Emanuele Ferraro

Personal information
- Date of birth: 8 September 1978 (age 47)
- Place of birth: Santa Teresa di Riva, Italy
- Height: 1.79 m (5 ft 10+1⁄2 in)
- Position: Forward

Youth career
- Brescia

Senior career*
- Years: Team / Apps / (Gls)
- 1998–1999: Ospitaletto / 25 / (1)
- 1999–2000: 1. FC Magdeburg / 7 / (0)
- 2000–2001: Gubbio / 23 / (4)
- 2001–2002: Grosseto / 24 / (8)
- 2002–2003: Corigliano / 33 / (19)
- 2003–2005: Ascoli / 6 / (0)
- 2004: → Vis Pesaro (loan) / 10 / (2)
- 2004–2005: → Ancona (loan) / 34 / (14)
- 2005–2010: Salernitana / 96 / (27)
- 2008–2009: → Piacenza (loan) / 32 / (7)
- 2010–2011: Taranto / 21 / (2)
- 2011: → Paganese (loan) / 14 / (2)
- 2011: Messina / 13 / (2)
- 2011–2012: Ancona / 15 / (0)

Managerial career
- 2013: Gelbison
- 2021: FC Messina

= Emanuele Ferraro =

Italian footballer (born 1978)

Emanuele Ferraro (born 8 September 1978) is an Italian football coach and former player.

==Playing career==

===Early career===
Born in Santa Teresa di Riva, Sicily, Ferraro started his career with Lombardy club Brescia. After a Serie D season with Ospitaletto, which 10 km away from province capital Brescia, he left for German Fußball-Regionalliga club Magdeburg and played his first match on 11 August 1999.

In mid-2000, Ferraro returned to Italy and played a season for Serie C2 club Gubbio. In the next season, he left for the Serie D team Grosseto. He finished as the group F runner-up and was later admitted to Serie C2. In the 2002–03 season, he scored a career high of 19 league goals for Serie D team Corigliano.

===Ascoli===
In June 2003, he was signed by Serie B team Ascoli. Ferraro was lack of chance to play and left for Serie C1 club Vis Pesaro in January 2004. In June 2004, he was signed by Serie C2 club Ancona. Once again he scored a double figure for the team and the whole team only scored 34 goals.

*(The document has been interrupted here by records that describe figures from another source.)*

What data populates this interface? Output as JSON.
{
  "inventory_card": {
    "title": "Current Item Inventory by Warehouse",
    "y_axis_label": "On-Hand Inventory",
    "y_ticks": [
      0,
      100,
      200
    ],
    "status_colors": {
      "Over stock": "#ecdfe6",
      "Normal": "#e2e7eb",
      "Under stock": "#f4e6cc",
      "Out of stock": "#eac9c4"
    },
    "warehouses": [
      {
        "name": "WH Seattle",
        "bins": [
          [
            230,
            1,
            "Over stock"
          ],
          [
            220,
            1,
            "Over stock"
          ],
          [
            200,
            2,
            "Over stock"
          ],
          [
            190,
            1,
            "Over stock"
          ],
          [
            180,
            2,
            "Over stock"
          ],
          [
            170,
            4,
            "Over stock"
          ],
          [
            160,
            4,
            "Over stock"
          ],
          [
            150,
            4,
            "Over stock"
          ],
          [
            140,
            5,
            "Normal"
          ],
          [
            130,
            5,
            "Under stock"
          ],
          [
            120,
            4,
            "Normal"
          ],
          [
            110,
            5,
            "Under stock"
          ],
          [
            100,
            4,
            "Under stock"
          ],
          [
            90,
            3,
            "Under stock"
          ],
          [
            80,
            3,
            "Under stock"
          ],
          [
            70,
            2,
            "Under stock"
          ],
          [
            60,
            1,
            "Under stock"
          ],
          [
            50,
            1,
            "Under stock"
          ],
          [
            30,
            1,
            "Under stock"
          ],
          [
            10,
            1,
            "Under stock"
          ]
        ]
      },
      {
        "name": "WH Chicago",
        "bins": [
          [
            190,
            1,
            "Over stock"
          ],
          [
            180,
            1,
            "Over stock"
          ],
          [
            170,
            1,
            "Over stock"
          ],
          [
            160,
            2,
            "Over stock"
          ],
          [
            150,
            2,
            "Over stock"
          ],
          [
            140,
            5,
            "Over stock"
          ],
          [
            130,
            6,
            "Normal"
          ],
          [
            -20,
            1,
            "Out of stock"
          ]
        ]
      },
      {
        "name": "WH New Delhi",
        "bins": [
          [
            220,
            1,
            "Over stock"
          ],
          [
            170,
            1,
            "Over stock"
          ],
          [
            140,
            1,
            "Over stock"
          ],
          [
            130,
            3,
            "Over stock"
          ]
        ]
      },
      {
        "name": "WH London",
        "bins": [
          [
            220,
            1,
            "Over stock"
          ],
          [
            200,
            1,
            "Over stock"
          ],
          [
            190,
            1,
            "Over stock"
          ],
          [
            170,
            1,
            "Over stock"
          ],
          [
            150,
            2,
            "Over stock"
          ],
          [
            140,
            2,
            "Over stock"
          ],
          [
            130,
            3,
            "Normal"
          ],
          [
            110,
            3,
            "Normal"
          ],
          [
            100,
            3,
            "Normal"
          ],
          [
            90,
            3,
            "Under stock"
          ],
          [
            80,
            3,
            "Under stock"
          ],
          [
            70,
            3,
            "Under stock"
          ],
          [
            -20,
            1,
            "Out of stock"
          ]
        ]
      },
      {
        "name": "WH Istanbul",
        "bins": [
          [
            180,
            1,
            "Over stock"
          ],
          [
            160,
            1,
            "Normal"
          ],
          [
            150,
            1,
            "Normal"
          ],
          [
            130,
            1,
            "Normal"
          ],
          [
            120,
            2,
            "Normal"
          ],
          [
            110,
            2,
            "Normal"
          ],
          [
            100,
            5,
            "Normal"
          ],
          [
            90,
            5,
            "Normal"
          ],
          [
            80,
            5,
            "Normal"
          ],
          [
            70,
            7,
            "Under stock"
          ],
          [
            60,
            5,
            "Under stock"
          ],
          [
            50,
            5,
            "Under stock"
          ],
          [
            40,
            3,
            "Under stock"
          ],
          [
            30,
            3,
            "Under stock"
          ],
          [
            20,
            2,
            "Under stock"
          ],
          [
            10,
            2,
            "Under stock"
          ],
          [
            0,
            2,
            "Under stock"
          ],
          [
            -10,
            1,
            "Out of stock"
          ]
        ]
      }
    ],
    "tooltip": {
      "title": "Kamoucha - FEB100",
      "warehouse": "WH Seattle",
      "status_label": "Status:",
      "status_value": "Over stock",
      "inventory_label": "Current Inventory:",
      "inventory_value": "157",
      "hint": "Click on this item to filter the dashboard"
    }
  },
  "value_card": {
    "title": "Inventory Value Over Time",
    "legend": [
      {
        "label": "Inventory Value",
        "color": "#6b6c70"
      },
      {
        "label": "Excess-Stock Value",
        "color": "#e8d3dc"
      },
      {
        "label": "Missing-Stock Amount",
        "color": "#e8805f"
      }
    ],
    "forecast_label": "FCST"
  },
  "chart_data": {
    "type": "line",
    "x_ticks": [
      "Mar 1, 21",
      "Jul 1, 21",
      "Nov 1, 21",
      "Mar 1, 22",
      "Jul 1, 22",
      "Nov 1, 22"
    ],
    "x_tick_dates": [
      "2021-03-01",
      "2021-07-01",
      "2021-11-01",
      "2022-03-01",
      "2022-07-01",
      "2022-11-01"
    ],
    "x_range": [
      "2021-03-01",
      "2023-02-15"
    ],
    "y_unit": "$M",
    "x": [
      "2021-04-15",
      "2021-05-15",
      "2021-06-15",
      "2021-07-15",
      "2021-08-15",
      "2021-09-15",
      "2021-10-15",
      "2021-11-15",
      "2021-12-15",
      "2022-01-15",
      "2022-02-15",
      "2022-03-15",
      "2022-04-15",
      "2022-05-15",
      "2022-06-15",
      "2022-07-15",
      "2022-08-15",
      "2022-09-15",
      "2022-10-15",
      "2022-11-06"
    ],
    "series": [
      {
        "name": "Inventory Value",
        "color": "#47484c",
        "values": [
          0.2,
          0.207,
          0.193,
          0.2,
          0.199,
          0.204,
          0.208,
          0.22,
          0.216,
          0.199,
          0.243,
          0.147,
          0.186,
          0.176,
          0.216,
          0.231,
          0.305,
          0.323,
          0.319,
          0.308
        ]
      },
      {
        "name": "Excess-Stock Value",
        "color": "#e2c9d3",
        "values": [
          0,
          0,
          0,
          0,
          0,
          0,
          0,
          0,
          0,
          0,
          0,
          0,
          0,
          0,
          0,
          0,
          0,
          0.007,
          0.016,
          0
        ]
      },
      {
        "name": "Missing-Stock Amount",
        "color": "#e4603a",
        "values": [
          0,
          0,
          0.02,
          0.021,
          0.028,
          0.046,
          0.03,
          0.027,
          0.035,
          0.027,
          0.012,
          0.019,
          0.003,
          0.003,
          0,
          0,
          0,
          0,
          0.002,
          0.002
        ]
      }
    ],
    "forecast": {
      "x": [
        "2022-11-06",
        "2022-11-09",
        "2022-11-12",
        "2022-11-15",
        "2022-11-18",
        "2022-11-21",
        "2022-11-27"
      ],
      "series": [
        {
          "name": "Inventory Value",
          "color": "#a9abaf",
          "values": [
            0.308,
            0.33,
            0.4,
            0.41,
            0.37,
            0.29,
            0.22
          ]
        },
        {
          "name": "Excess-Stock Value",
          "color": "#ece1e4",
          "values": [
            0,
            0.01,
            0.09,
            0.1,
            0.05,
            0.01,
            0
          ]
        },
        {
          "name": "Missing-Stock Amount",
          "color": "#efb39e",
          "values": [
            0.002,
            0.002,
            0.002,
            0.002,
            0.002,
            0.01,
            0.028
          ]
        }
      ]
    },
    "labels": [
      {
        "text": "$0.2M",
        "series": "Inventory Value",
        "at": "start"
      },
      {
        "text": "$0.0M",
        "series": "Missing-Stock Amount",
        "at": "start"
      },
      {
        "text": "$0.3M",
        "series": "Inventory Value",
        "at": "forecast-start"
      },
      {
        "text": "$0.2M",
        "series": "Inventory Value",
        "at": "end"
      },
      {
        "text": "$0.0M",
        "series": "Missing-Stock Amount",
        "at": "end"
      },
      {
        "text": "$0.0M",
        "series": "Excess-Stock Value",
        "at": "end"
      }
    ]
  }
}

At the start of 2005–06 Serie A season, Ferraro returned to Ascoli Piceno and played twice in 2005–06 Coppa Italia. However, he was not in Ascoli's Serie A plan.

===Salernitana===
In the last day of 2005 summer transfer window, he was signed by Serie C1 club Salernitana Calcio 1919 along with Gaetano Vastola, which the club was newly found to replace the bankrupt Serie B team Salernitana Sport. Ferraro gained a regular place in 2006–07 Serie C1 and scored a double figure again: 15 goals or 2/5 of the team. However, he played less regularly in the next season and scored 7 goals with the Serie C1 champion. He was the second striker of the team, behind Arturo Di Napoli.

On 1 September 2008, he was loaned to fellow Serie B side Piacenza. With the Emilia side, he partnered with Davide Moscardelli in 442 formation or on the bench when the coach use 433 formation. He scored 7 league goals, which is the second-best scorer behind Moscardelli (8 goals).

In the 2009–10 Serie B season, Ferraro returned to Salerno but only made 7 starts in Serie B.

===Taranto===
On 1 February 2010, he left the Serie B struggler and was signed by Lega Pro Prima Divisione team Taranto. In January 2011 he was loaned to Paganese.

===Late career===
In September 2011 he was signed by Serie D club A.C.R. Messina after he terminated his contract with Taranto.

==Coaching career==
After retirement, Ferraro took on a coaching career, and was at the helm of Serie D club Gelbison in 2013; he successively went on to become a youth coach for Salernitana and Cosenza, leaving the latter role in March 2021. On 14 October 2021, he took over as the head coach of FC Messina in the Serie D league, following a dismal start in the season with four losses in five league games. He was released by FC Messina in December 2021 following the club's exclusion from the league.